By parody and caricature, satire and irony of (for example) Tom der Reime by Johann Karl Gottfried Loewe, Op 135, (Proust recital), Cathy (like Anna Russell before her) cooled some blindly-accepted hot Teutonic air by revealing the ridiculous. This continues to be a much-sung lied by many famous recitalists. Touching its reverence then was a bit like drinking Coca-Cola from the pre-Dan Brown Holy Grail. Anna Russell had excelled in unravelling the complexities (and incest) of Wagner's (week long) Ring Cycle of operas in an amazing 22 minutes; no tie-break. Cathy slayed any one text in the time it took to raise an eyebrow or change her facial expression, thereby inserting enough double entendres to give the 'this-poetry-is-serious-stuff' lobby no footing whatsoever.

Er küßte sie, sie küßte ihn,
Ein Vogel sang im Eschenbaum.

'He kissed her' -- piano arpeggio (rolling of eyes to heaven),
'She kissed him' -- yet more piano arpeggio (politely hidden yawn),
'A bird sang in an ash-tree' -- ('big deal' expression -- audience in hysterics).

The original text for this particular lied, is an old Scottish ballad, Thomas The Rhymer. Loewe set Theodor Fontane's (1819-1898) German and hugely abridged, (32 mini-line) 'translation' (slaughter) of the original Scots (20, voluptuous verses). Fontane bypassed much, including the pompous message of moral virtue. Oh, what fun Cathy would have had with the following from the original!

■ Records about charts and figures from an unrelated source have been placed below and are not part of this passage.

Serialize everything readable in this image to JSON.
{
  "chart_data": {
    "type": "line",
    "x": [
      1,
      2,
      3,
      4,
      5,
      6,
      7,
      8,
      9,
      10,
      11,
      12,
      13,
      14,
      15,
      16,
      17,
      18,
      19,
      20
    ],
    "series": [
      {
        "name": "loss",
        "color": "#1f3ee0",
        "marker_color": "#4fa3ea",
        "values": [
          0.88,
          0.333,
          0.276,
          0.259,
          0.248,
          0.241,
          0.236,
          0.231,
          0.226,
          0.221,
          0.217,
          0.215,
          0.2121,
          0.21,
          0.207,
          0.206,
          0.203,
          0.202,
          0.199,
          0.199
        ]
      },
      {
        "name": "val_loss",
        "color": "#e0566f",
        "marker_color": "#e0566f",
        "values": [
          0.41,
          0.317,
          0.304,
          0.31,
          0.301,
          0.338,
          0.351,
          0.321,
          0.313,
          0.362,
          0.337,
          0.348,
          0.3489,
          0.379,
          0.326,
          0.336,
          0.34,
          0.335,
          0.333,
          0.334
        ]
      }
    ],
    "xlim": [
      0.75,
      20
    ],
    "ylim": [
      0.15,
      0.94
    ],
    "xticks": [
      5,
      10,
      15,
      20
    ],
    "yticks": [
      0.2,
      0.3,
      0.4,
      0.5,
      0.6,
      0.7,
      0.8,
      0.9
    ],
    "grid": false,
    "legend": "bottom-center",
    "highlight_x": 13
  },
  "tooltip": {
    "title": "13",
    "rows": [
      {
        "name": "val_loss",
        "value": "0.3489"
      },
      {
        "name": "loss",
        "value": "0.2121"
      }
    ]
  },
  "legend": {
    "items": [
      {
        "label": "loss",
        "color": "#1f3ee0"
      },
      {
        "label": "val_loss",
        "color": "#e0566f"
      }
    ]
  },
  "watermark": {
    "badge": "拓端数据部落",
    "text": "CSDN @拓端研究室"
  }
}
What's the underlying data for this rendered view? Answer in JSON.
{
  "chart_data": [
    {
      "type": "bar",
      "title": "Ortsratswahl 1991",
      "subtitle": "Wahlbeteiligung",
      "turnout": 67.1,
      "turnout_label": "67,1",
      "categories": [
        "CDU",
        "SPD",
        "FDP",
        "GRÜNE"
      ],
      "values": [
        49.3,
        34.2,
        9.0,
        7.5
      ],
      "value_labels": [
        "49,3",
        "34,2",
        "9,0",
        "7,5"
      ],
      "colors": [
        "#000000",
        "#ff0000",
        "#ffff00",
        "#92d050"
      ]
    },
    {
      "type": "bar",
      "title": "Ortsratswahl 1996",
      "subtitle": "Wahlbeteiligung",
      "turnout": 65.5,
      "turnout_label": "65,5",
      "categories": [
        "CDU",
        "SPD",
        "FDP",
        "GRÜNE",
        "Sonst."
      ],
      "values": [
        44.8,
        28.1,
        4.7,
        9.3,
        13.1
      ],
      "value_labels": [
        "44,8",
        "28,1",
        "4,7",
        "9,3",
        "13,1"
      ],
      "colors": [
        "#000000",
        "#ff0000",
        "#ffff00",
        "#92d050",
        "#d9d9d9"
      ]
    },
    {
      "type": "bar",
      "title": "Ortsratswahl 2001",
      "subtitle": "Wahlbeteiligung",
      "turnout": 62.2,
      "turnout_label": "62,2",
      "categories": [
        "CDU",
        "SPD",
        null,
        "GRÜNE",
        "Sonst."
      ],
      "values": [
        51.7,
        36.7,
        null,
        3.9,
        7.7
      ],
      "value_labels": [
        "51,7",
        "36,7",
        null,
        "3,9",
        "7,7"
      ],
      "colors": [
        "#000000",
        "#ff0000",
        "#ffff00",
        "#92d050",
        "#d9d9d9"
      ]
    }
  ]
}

O see ye not yon narrow road,
So thick beset with thorns and briars?
That is the path of righteousness,
Though after it but few inquires.

And see ye not that braid, braid road,
That lies across that lily leven?
That is the path of wickedness,
Though some call it the road to heaven.

And see not ye that bonny road
That winds about the ferny brae?
That is the road to fair Elfland,
Where thou and I this night maun gae.